The beach is eighteen kilometres long and extends inland as much as 200 to 300 metres. The sand is very fine, just like flour, and the water is shallow for a long way out. The area is suitable for windsurfing since the breeze never stops. The beach is under environmental protection as rare sea turtles lay their eggs in the sand. There are restaurants in the area. The sun is turning hot and, as there is no shade on the beach, do not forget to rent an umbrella at the entrance.

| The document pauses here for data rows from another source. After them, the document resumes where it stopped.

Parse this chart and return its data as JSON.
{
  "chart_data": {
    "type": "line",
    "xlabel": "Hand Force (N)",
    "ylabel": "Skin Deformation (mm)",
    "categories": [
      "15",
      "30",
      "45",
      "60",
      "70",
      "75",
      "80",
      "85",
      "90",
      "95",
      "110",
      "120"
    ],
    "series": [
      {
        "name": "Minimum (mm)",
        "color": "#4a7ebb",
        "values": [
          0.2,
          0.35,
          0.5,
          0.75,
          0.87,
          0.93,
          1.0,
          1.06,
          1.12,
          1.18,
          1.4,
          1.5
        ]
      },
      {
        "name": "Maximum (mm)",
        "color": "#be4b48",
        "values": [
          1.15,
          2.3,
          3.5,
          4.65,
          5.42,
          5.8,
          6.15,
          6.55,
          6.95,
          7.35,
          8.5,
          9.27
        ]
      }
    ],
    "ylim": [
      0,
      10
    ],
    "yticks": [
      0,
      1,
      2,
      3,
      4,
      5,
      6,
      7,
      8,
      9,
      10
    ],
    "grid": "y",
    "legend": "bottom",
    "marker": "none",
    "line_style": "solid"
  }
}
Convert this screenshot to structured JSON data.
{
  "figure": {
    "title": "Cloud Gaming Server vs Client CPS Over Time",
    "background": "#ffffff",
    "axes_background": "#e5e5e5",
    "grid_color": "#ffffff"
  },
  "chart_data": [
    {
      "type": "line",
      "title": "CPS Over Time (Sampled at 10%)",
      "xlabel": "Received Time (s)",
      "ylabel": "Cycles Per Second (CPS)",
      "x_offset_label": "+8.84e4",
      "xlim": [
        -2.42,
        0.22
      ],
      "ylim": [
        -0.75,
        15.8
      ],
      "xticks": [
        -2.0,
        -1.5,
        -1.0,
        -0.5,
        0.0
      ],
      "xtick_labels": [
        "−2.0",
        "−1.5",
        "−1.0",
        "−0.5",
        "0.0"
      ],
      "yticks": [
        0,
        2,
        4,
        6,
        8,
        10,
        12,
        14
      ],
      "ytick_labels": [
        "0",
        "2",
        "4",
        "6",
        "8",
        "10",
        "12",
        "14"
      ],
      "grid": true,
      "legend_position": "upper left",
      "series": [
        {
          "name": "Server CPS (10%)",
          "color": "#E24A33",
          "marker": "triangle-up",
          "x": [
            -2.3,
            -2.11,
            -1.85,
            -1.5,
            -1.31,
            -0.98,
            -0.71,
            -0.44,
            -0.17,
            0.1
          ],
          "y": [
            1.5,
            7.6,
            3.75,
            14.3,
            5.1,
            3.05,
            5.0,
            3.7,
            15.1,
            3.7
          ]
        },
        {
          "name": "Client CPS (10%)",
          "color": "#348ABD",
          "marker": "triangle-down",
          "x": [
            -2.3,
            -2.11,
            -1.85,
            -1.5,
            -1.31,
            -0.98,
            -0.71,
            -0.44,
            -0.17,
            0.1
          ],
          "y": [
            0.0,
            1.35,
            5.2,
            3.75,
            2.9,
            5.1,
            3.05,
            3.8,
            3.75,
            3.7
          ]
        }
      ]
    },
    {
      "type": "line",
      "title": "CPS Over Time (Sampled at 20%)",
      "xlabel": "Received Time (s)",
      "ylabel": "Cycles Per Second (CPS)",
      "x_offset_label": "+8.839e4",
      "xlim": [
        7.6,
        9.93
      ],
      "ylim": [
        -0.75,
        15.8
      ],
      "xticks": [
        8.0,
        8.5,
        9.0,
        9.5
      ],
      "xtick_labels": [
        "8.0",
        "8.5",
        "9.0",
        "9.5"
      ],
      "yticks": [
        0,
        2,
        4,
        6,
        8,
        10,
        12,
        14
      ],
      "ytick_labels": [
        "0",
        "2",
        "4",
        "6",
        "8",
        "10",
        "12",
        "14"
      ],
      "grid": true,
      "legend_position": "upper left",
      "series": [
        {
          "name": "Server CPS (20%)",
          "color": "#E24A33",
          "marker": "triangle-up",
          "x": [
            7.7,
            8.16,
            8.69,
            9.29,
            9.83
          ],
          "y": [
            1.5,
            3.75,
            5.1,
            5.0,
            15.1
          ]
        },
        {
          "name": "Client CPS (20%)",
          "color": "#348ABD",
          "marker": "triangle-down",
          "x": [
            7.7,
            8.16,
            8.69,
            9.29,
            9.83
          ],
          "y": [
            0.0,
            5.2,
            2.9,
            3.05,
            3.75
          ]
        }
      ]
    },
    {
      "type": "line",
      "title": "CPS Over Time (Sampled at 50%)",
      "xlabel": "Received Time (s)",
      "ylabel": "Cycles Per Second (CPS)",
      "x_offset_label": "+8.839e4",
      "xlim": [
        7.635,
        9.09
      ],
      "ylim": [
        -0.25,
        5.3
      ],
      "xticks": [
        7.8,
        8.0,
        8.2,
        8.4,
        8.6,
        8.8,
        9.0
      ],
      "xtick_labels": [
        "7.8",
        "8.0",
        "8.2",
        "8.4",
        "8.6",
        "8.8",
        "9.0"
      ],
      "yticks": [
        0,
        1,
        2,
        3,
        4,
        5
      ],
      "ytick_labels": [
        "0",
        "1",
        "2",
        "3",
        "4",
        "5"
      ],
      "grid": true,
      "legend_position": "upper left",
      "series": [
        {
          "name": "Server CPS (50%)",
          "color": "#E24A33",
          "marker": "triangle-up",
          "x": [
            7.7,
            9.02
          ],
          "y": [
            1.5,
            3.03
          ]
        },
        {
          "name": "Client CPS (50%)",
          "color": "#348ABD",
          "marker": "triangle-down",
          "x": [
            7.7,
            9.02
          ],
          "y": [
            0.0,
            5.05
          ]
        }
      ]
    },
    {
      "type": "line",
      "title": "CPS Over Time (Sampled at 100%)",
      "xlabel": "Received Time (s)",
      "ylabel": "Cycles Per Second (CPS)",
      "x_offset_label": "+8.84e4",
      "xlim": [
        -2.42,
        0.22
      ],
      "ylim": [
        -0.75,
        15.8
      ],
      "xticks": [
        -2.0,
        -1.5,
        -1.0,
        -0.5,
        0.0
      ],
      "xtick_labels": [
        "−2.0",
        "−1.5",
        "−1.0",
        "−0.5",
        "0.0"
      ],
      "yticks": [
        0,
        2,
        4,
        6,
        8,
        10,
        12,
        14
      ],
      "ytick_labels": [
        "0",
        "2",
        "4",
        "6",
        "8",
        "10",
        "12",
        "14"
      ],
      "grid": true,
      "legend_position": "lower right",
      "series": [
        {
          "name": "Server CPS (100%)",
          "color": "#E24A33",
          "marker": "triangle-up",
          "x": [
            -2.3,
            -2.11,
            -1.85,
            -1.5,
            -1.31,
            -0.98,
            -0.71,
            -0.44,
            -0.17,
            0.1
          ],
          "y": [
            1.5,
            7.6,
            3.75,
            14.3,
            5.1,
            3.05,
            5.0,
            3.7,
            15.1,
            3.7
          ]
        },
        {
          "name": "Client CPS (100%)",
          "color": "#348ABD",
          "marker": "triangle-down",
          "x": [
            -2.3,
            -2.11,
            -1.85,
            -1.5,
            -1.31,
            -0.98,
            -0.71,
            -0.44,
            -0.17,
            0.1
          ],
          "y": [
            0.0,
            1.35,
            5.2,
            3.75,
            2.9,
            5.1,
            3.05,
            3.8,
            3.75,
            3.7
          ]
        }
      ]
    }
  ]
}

Horse Riding on Patara Beach

At Patara’s Sultan Farm Horse Riding Centre you can join a horseback trip along the beach. The tours, on thoroughbred horses, last a few hours or more according to your wishes, and you can have a meal included or not. The tour takes in the sides of the channel, sand hills, and seaside. Along the route you pass through ruins of ancient cities, forests, and valleys. Generally, early mornings are preferred for the tour. If you have never ridden a horse, do not worry since information is provided before setting off.

Eşen River and Canoeing

Esen River, which forms the border between the provinces of Antalya and Mugla, is a meeting point for canoe enthusiasts. Canoeing tours from Kalkan, Kas, Fethiye, and even more distant cities start here. The 15- kilometre route, which begins from the bridge at Kınık, ends at the magnificent beaches of Patara. The water of the Esen River is clean enough to drink. As the current is calm, there is not much risk of rolling your canoe, though it is best to keep an eye out for small bumps and counter currents. The tour organizers provide lifejackets and the team leader keeps an eye on canoeists. This scenic trip lasts about 6.5 hours including a mud bath break on the way.